Joe Biden may be on his way out as President of the United States and Kamala Harris, the current vice president, may be stepping in.
That was the word from a close ally of the president, Democrat Connecticut Sen. Chris J. Dodd, who was described as “a member of the Biden campaign’s vice-presidential search committee and a confidant of the president,” The New York Times reported.
The comments were made in a story by the Times that said that Harris was looking for a “role on the global stage.
“I’m hoping the president runs for re-election,” he said, “but for whatever reason that might not be the case, it’s hard to believe there would be a short list without Kamala’s name on it. She’s the vice president of the United States.”
But is Harris the correct choice? If Biden does not compete for the presidency in 2024, something he has said he expects to do, what makes Harris the correct choice for the Democrats?
She is one of the few people in the nation whose poll numbers are actually lower than Biden’s, and both are cratering.
The expectation from many is that Harris would be defeated by just about any Republican who faced her in 2024 if she took on that role.
A project from The Los Angeles Times that tracks opinion polls from around the nation showed that she is less popular than President Biden and many of her own predecessors.
“As of Oct. 26, 42% of registered voters had a favorable opinion of Harris and 51% had an unfavorable opinion — a net rating of -9 percentage points, according to a Times average,” The Times said.
Since taking office, Harris has been assigned one of the administration’s thorniest issues: stemming the influx of immigrants attempting to cross U.S. borders. Republicans have sought to make her the face of an issue that they believe could help them politically.
After taking on that role, Harris’ approval ratings began to decline, with unfavorable opinions surpassing favorable ones in June. Whether the decline is directly related to the immigration debate is uncertain, however, as the dip in her approval also corresponds to a small decline in President Biden’s job approval.
The dip followed an interview with NBC’s Lester Holt, where Harris bristled at a question about why she had not visited the border, triggering criticism. Comments about immigration and the United States’ southern border during visits to Mexico and Guatemala have also sparked controversy.

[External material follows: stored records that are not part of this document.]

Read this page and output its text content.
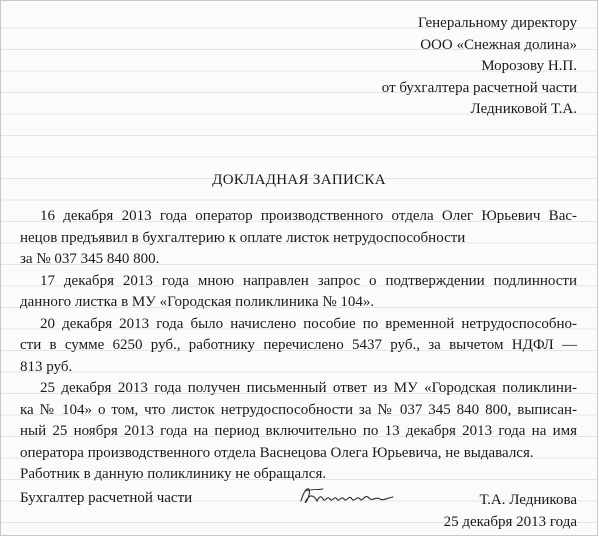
Генеральному директору
ООО «Снежная долина»
Морозову Н.П.
от бухгалтера расчетной части
Ледниковой Т.А.
ДОКЛАДНАЯ ЗАПИСКА
16 декабря 2013 года оператор производственного отдела Олег Юрьевич Вас-
нецов предъявил в бухгалтерию к оплате листок нетрудоспособности
за № 037 345 840 800.
17 декабря 2013 года мною направлен запрос о подтверждении подлинности
данного листка в МУ «Городская поликлиника № 104».
20 декабря 2013 года было начислено пособие по временной нетрудоспособно-
сти в сумме 6250 руб., работнику перечислено 5437 руб., за вычетом НДФЛ —
813 руб.
25 декабря 2013 года получен письменный ответ из МУ «Городская поликлини-
ка № 104» о том, что листок нетрудоспособности за № 037 345 840 800, выписан-
ный 25 ноября 2013 года на период включительно по 13 декабря 2013 года на имя
оператора производственного отдела Васнецова Олега Юрьевича, не выдавался.
Работник в данную поликлинику не обращался.
Бухгалтер расчетной части	Т.А. Ледникова
25 декабря 2013 года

But what is even more telling is that Harris is far less popular than many of the vice presidents that came before her.
It shows her slightly below Mike Pence and Biden at close to the same point in their tenure but far below Dick Cheney and Al Gore.
In typical fashion The Times did its best to insinuate that the reason she is not popular, in part, is because of sexism.
“As Harris’ stature has increased, so has the volume of sexist, violent and misogynistic attacks against her on social media, with researchers finding hundreds of thousands of examples,” it said.
The news comes around a week after it was reported that Harris was heckled at two events by leftist activists.
She was with failed Virginia gubernatorial candidate and former Governor Terry McAuliffe last month when she was heckled by protesters concerned about an oil pipeline, Inside NoVa reported.
Vice President Kamala Harris took the stage saying it matters who will be the next leader of Virginia, and then, a half-dozen protestors, in several locations among the crowd, interrupted her speech by yelling ‘Stop line 3,’ a reference to a tar-sands pipeline from Canada to Wisconsin.
As the audience tried to counter by chanting “Terry,” Harris smiled and said, “I love Democrats and I love democracy.” But the chants continued, so she punched through the chants by saying loudly, “We will not be distracted. We will not be dissuaded. We will not be deterred. This election is too important.”
Security stepped in and escorted the protesters away from the speech and Harris continued to promote McAuliffe.
“You want to know what matters? Let’s talk about the right that every woman in America has to make decisions about her own body, and not have other people tell her when she should make that decision, how she should make that decision, or if she should make that decision. Don’t Texas Virginia,” she said.
“[Terry McAuliffe] has the life experience and professional experience, the experience of this state. If you know Terry McAuliffe you know he’s a fighter and he fights with his heart and soul,” the vice president said.
“We’ve got to make it clear we’re not taking anything for granted. This election requires more than your vote – it requires your work,” she said. “There is nothing about this moment in time that is not about the coexistence between crisis and opportunity. How that all balances out will depend on who’s in a role of leadership. Does it weigh in favor of crisis, or does crisis turn into opportunity?”